Je ne l'entends pas arriver, mais je le sens. Son empreinte thermique est une fréquence que je reconnais entre mille, un écho qui autrefois faisait s'envoler mes pensées vers des horizons doux. Mais ce soir, l'onde n'est plus ce cocon de chaleur dorée. Elle est devenue un courant d'air froid, une vibration parasite d'incertitude et de culpabilité qui fait dresser les poils sur mes bras. Je perçois le poids de son regard dans mon dos, une caresse qui hésite, qui trébuche sur les décombres de mon estime.
« Max. »
Son ton est bas, velouté, teinté de cette autorité naturelle qu'il utilise pour calmer les étalons nerveux dans les écuries royales ou les diplomates de passage. Je ne me retourne pas. Je préfère fixer l'obscurité insondable des jardins, là où les formes géométriques des buis se confondent avec les ombres rampantes, plutôt que de voir le reflet de ma propre humiliation dans ses pupilles bleues.
Je redresse les épaules, mon menton pointé vers l'horizon comme un défi à la nuit elle-même. Je suis Maximiliana, l'orpheline qui a appris à lire le vent, et je ne courberai pas l'échine devant un prince qui se tait.
« Pourquoi as-tu fait ça ? » continue-t-il en s'approchant, son pas feutré sur le marbre. « Tu n'avais pas besoin de les provoquer. Il suffisait de... de sourire, de laisser passer l'orage. De jouer le jeu, tout simplement. »
Un rire sec, dépourvu de la moindre joie, s'échappe de mes lèvres. Il a le goût acide du cuivre et de la révolte pure.
« Jouer le jeu ? » je répète en me tournant enfin, mes yeux lançant des éclairs que même la pénombre ne peut étouffer. « Tu voulais que je reste là, comme une poupée de porcelaine muette et décorative, pendant qu'ils s'amusaient à m'éventrer avec leurs mots tranchants et leurs sourires de prédateurs ? Tu n'as pas dit un mot, Alistair. Pas un seul. Tu as regardé l'incendie dévorer ma dignité sans même esquisser le geste d'appeler les secours. »
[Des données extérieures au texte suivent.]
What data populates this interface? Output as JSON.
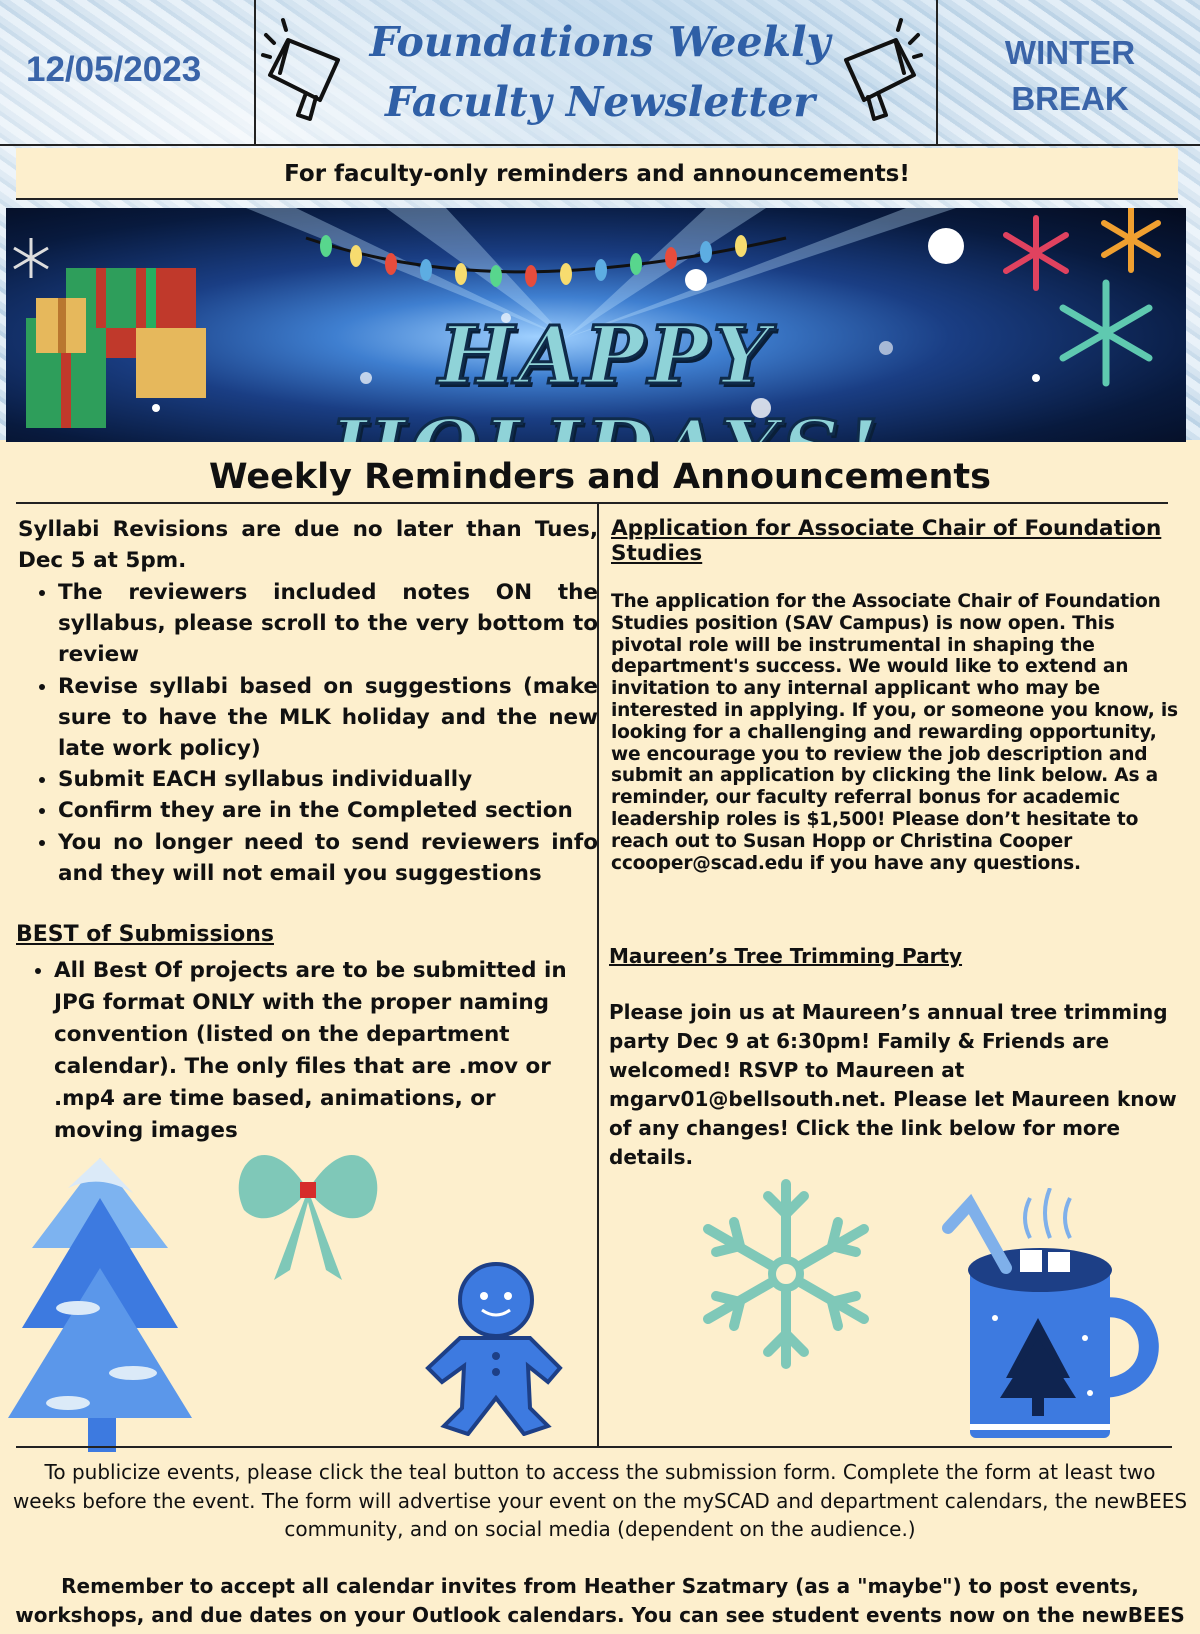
{
  "header": {
    "date": "12/05/2023",
    "title_line1": "Foundations Weekly",
    "title_line2": "Faculty Newsletter",
    "break_line1": "WINTER",
    "break_line2": "BREAK",
    "tagline": "For faculty-only reminders and announcements!"
  },
  "banner": {
    "text": "HAPPY HOLIDAYS!"
  },
  "section_title": "Weekly Reminders and Announcements",
  "left": {
    "lead": "Syllabi Revisions are due no later than Tues, Dec 5 at 5pm.",
    "items": [
      "The reviewers included notes ON the syllabus, please scroll to the very bottom to review",
      "Revise syllabi based on suggestions (make sure to have the MLK holiday and the new late work policy)",
      "Submit EACH syllabus individually",
      "Confirm they are in the Completed section",
      "You no longer need to send reviewers info and they will not email you suggestions"
    ],
    "best_heading": "BEST of Submissions",
    "best_items": [
      "All Best Of projects are to be submitted in JPG format ONLY with the proper naming convention (listed on the department calendar). The only files that are .mov or .mp4 are time based, animations, or moving images"
    ]
  },
  "right": {
    "app_heading": "Application for Associate Chair of Foundation Studies",
    "app_body": "The application for the Associate Chair of Foundation Studies position (SAV Campus) is now open. This pivotal role will be instrumental in shaping the department's success. We would like to extend an invitation to any internal applicant who may be interested in applying. If you, or someone you know, is looking for a challenging and rewarding opportunity, we encourage you to review the job description and submit an application by clicking the link below. As a reminder, our faculty referral bonus for academic leadership roles is $1,500! Please don’t hesitate to reach out to Susan Hopp or Christina Cooper ccooper@scad.edu if you have any questions.",
    "party_heading": "Maureen’s Tree Trimming Party",
    "party_body": "Please join us at Maureen’s annual tree trimming party Dec 9 at 6:30pm! Family & Friends are welcomed! RSVP to Maureen at mgarv01@bellsouth.net. Please let Maureen know of any changes! Click the link below for more details."
  },
  "footer": {
    "publicize": "To publicize events, please click the teal button to access the submission form. Complete the form at least two weeks before the event. The form will advertise your event on the mySCAD and department calendars, the newBEES community, and on social media (dependent on the audience.)",
    "remember": "Remember to accept all calendar invites from Heather Szatmary (as a \"maybe\") to post events, workshops, and due dates on your Outlook calendars. You can see student events now on the newBEES"
  },
  "colors": {
    "page_bg": "#fdefcd",
    "title_blue": "#2f5fa6",
    "accent_teal": "#8fd3d8",
    "icon_blue": "#3d7ae0"
  },
  "icons": [
    "megaphone-icon",
    "christmas-tree-icon",
    "bow-icon",
    "gingerbread-man-icon",
    "snowflake-icon",
    "hot-cocoa-mug-icon"
  ]
}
Il arrive à ma hauteur, mais il garde une distance de sécurité, comme si ma colère était une fièvre contagieuse qui pourrait ternir son éclat royal. Dans la pénombre, sa parure scintille de mille feux froids ; chaque bouton d'or, chaque broderie d'argent est un rappel cruel de l'abîme qui nous sépare.
« Je ne pouvais pas intervenir sans empirer les choses, Max, » se défend-il, et je perçois enfin la note de fatigue intense dans sa voix, cette lassitude de celui qui porte un secret comme on porte une chaîne trop lourde. « Tu ne comprends pas les enjeux de cette soirée. Ce banquet était un test, une mise à l'épreuve de ma loyauté envers la Couronne... et tu as tout fait voler en éclats par pur orgueil. »
« C'est moi qui suis en éclats, Alistair. Pas leur foutu banquet. »
À la lumière vacillante des torches qui bordent la terrasse, son visage est un masque de douleur contenue, de marbre fissuré. Il tend la main, ses doigts effleurant mon bras avec une hésitation qui me brise le cœur autant qu'elle m'exaspère. Je me dérobe d'un mouvement vif, un frisson de recul instinctif que je ne peux contrôler. Le contact, autrefois électrique et joyeux, me brûle maintenant d'une vérité que je refuse encore de nommer. Je suis la faille dans son armure de perfection, le fardeau qu'on dissimule quand les invités de marque arrivent.
Ses yeux cherchent les miens, une lueur de désespoir sauvage y brille, luttant contre la rigidité de son éducation. Il jette un regard nerveux vers les hautes fenêtres de la salle de bal, là où les silhouettes des courtisans ondulent comme des spectres avides de scandale.
« Pas ici, » murmure-t-il d'une voix pressante, presque suppliante. « On ne peut pas parler ici. Les murs d'Orynthia ont des oreilles, et les statues ici ont appris à voir depuis des siècles. »
Il désigne une petite porte dérobée, noyée dans l'ombre d'une tourelle, un passage secret vers les recoins privés du palais où le protocole n'a plus cours.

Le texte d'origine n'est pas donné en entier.